ICS Opposes 1,000 Mile Routing Measure in Mozambique Channel
At a meeting of the International Maritime Organization (IMO) Sub-Committee on Safety of Navigation (2- 6 July in London) the International Chamber of Shipping (ICS) - which represents global shipowners and 80% of the world merchant fleet - will be opposing a proposal to establish a new recommended route for all ships in the Mozambique Channel that would be approximately 1,000 miles long.
The proposal has been made by Comoros, France, Madagascar, Mauritius, Mozambique, the Seychelles, South Africa and Tanzania, having been given impetus by work conducted by the World Bank.

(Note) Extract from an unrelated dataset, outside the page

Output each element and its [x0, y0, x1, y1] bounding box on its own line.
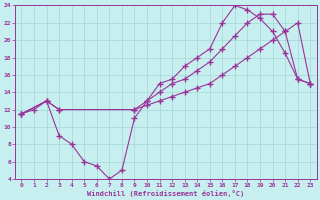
X-axis label: Windchill (Refroidissement éolien,°C): Windchill (Refroidissement éolien,°C) — [87, 190, 244, 197]
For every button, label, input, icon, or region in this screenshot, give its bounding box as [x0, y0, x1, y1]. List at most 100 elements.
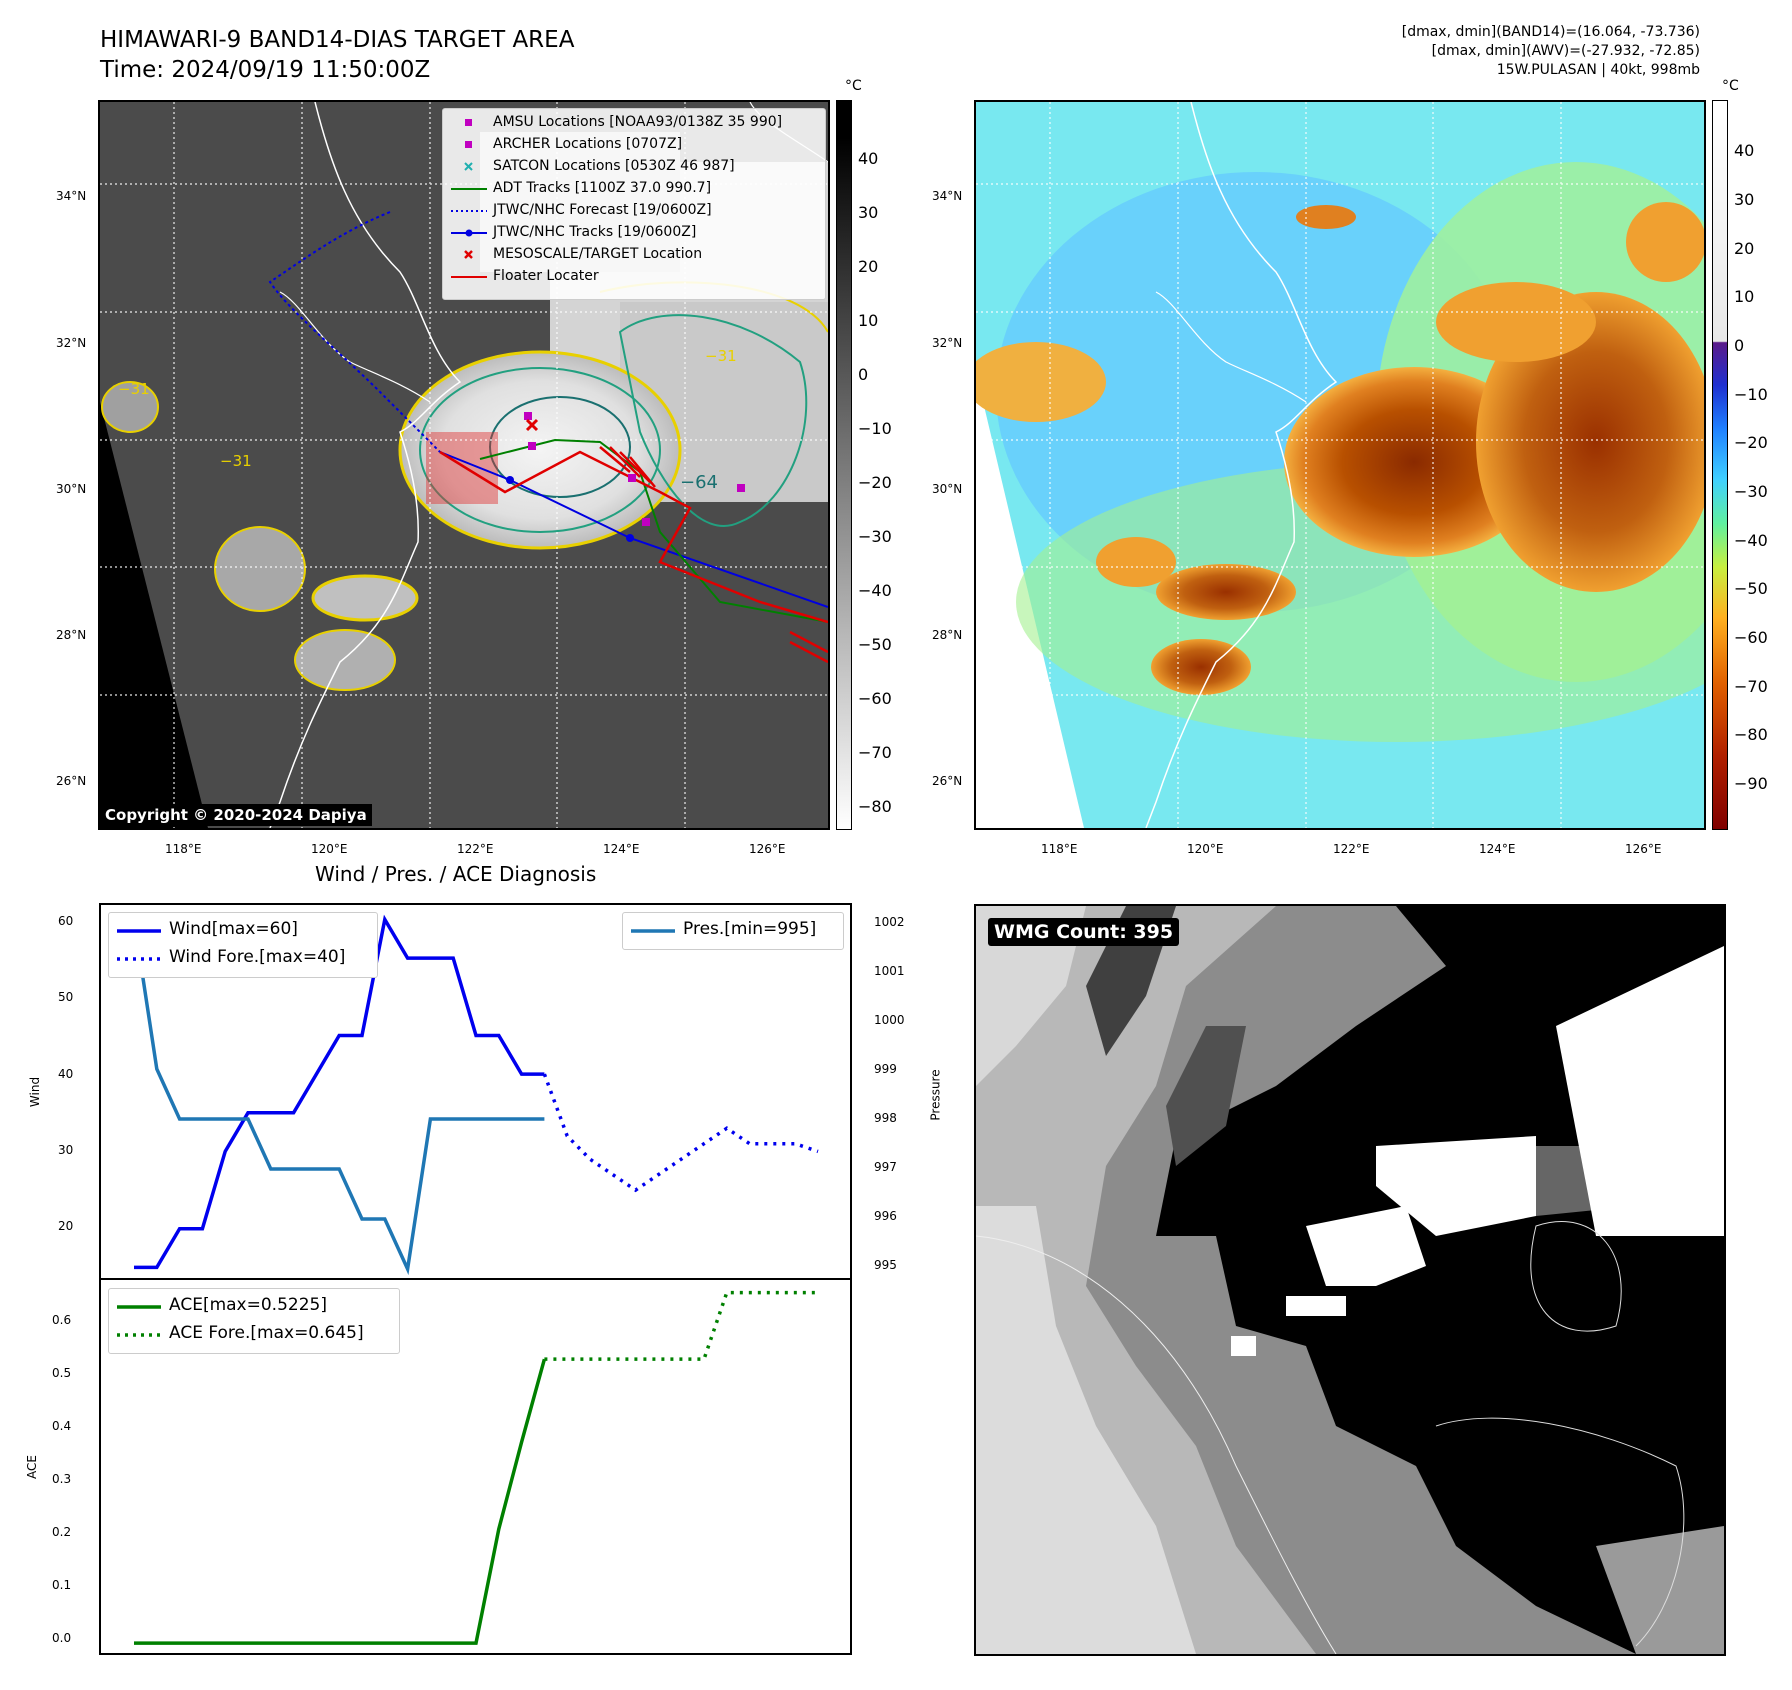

ICS Director Marine, John Murray said : “ICS is very concerned with this proposal for a new recommended route in international waters which will result in all vessels following the same proposed track. This will increase the risk of collision to the hundreds of ships that would be using the scheme at any one time, particularly given the current lack of Vessel Traffic Services in the region. The concept could also set an unwelcome precedent for the management of deep sea navigation elsewhere, and will require very careful consideration by IMO.”
John Murray added “The compelling need for this proposed measure remains clear and no statistical evidence has been provided regarding shipping casualties or near misses in the Mozambique Channel. This omission makes it particularly difficult to quantify the anticipated benefit that the proposal would deliver.”
The main aim of the proposal is advised to be a reduction to the risk of collision and grounding in the Mozambique Channel. However, despite vessels favouring certain routes, shipping currently is free to use the entire width of the Channel, which is in international waters. The proposed measure would seek to concentrate shipping into very restricted lanes and could potentially increase the risk of collision.
Even at its narrowest point the Mozambique Channel is over 200 miles wide, and today many ships make use of this width and keep well away from the routes used by transiting tankers and similar vessels.
“Piracy of course is a major problem in this region, and the implications to safety and security of introducing such a routeing measure, in effect bunching ships together as they enter a high risk area, have also not been addressed by its supporters.” said John Murray.
ICS is co-ordinating with its member national shipowners’ associations to ensure that governments attending the IMO meeting will seriously question the proposal for a routing measure in Mozambique Channel.